The big idea on this page is a concept called Chazaka, which Rabbi Linzer renders as status quo, but usage also means something like 'presumption' or 'presumed state'. An object essentially has a halachic status quo, then something may or may not have happened that could alter that status quo. In many cases, we say that if there's a safek, then the status quo remains in place. This might be the more machmir position and it might be the more lenient position, depending on what the original status quo was. Note that the first thing the Gemara establishes is that Chazaka only works as a principle in purely legalistic halakhic situations where we apply formal rules. In the case of the snakes in the water, we don't rely on Chazaka because there is legitimate danger involved, so we have to make an actual real world assessment of the danger.
Daf 11 is going to go into a different strategy for resolving a safek, Rov, which means we go by the majority. This whole thing is very complicated and you should not rely on what I'm saying about it. I worry in general that these posts focus more on the snakes in the water than the chazakas, because Daf Yomi is fast-paced and I am not that skilled a halakhic thinker when it comes to the principles of law, so I talk more about the easy and amusing stuff. I'm trying to cover the more complex legal issues too, but this discussion will be at a fairly simple level.

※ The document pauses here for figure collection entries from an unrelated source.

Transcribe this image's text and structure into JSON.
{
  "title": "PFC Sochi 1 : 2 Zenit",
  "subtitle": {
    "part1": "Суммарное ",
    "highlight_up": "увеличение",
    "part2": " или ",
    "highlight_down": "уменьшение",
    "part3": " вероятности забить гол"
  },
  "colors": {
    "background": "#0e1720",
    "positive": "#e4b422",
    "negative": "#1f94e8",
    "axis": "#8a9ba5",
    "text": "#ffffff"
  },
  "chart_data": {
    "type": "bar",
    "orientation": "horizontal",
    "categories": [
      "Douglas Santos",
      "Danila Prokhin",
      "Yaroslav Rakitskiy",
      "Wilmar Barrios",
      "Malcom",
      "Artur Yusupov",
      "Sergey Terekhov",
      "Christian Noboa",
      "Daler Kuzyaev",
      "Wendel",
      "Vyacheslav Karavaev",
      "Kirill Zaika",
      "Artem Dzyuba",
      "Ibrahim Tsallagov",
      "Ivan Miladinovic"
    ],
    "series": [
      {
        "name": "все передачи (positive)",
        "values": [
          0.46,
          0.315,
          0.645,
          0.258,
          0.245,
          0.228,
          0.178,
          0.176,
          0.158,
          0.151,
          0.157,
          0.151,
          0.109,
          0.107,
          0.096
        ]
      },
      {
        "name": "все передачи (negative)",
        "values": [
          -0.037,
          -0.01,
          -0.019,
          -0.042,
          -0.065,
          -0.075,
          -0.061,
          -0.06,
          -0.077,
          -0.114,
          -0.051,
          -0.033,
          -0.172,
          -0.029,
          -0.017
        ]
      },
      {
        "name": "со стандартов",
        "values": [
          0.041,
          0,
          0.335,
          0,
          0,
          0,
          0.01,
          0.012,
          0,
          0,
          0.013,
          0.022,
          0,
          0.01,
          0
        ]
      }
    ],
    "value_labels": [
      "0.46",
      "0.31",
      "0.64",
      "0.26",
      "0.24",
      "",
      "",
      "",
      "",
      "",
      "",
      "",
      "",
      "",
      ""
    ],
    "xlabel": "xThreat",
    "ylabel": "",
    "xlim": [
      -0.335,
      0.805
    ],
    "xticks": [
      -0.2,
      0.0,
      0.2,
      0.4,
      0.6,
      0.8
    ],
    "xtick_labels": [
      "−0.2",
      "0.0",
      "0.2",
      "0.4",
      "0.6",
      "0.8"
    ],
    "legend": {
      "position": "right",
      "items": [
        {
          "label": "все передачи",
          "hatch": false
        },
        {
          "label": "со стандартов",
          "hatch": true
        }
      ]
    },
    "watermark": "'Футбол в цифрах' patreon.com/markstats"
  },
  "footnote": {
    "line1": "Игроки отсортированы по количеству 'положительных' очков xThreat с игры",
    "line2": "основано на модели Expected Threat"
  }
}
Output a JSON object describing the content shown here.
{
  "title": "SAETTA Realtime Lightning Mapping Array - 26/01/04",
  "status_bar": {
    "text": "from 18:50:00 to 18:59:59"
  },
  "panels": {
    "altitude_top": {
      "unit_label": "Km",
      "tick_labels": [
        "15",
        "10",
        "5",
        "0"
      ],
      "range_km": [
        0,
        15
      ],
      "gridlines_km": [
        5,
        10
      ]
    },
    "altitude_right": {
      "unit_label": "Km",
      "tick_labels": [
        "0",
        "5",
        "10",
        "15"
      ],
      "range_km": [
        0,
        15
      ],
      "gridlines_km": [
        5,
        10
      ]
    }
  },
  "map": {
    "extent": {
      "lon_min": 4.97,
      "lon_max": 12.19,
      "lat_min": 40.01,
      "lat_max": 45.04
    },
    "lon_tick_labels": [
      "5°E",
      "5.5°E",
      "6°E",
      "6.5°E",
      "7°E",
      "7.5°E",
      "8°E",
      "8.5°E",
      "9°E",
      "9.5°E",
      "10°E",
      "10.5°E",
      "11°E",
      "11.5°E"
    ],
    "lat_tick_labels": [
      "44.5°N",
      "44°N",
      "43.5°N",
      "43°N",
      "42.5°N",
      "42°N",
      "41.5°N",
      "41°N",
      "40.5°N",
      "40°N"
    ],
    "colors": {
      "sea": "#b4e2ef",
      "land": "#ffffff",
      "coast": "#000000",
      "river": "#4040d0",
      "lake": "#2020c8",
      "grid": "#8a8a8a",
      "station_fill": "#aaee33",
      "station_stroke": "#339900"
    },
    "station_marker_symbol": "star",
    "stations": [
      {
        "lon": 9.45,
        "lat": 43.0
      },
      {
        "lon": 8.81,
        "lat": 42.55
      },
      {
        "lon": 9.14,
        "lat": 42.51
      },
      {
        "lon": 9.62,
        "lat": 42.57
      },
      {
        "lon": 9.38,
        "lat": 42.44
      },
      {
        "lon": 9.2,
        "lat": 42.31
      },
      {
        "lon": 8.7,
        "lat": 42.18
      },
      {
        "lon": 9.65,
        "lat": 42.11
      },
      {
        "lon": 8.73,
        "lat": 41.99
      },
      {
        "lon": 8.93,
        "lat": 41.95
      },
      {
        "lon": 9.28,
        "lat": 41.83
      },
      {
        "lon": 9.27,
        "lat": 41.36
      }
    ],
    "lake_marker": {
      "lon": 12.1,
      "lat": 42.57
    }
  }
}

But the idea that the Gemara seems to be trying to establish on this page is that we have this principle of Chazaka, but how doubtful does a doubt need to be for us to go by this principle? Is it any .0001% chance that something went wrong, or is it, you know, a general, reasonable doubt?
Needless to say, that answer is that it depends, and that there is disagreement. The case is of a knife with a nick. The shochet checked before shechita, it was clean and had no nicks. After shechita, the shochet checks again and there is a nick. We inspect the simanim and they appear kosher. But we have a safek about whether the knife got its nick before the simanim were cut (the hide of the animal damaged the blade as it went in) or after (the knife cut bones of the animal afterward but before the inspection). The law holds in most cases by Rav Huna, who says that the animal is not kosher because it had the status of unkosher before the shechita and the doubt is enough to make us say that because of the Chazaka the animal is considered a treifa.
But in the process of establishing that we hold by Rav Huna, the Gemara interrogates his opposing, more lenient opinion from Rav Chisda, and it emerges from this discussion that in most situations, we need the safek to be a real safek. It can't be one of these 0.0001% doubts, there has to be a legitimate basis for concern that the thing could have happened.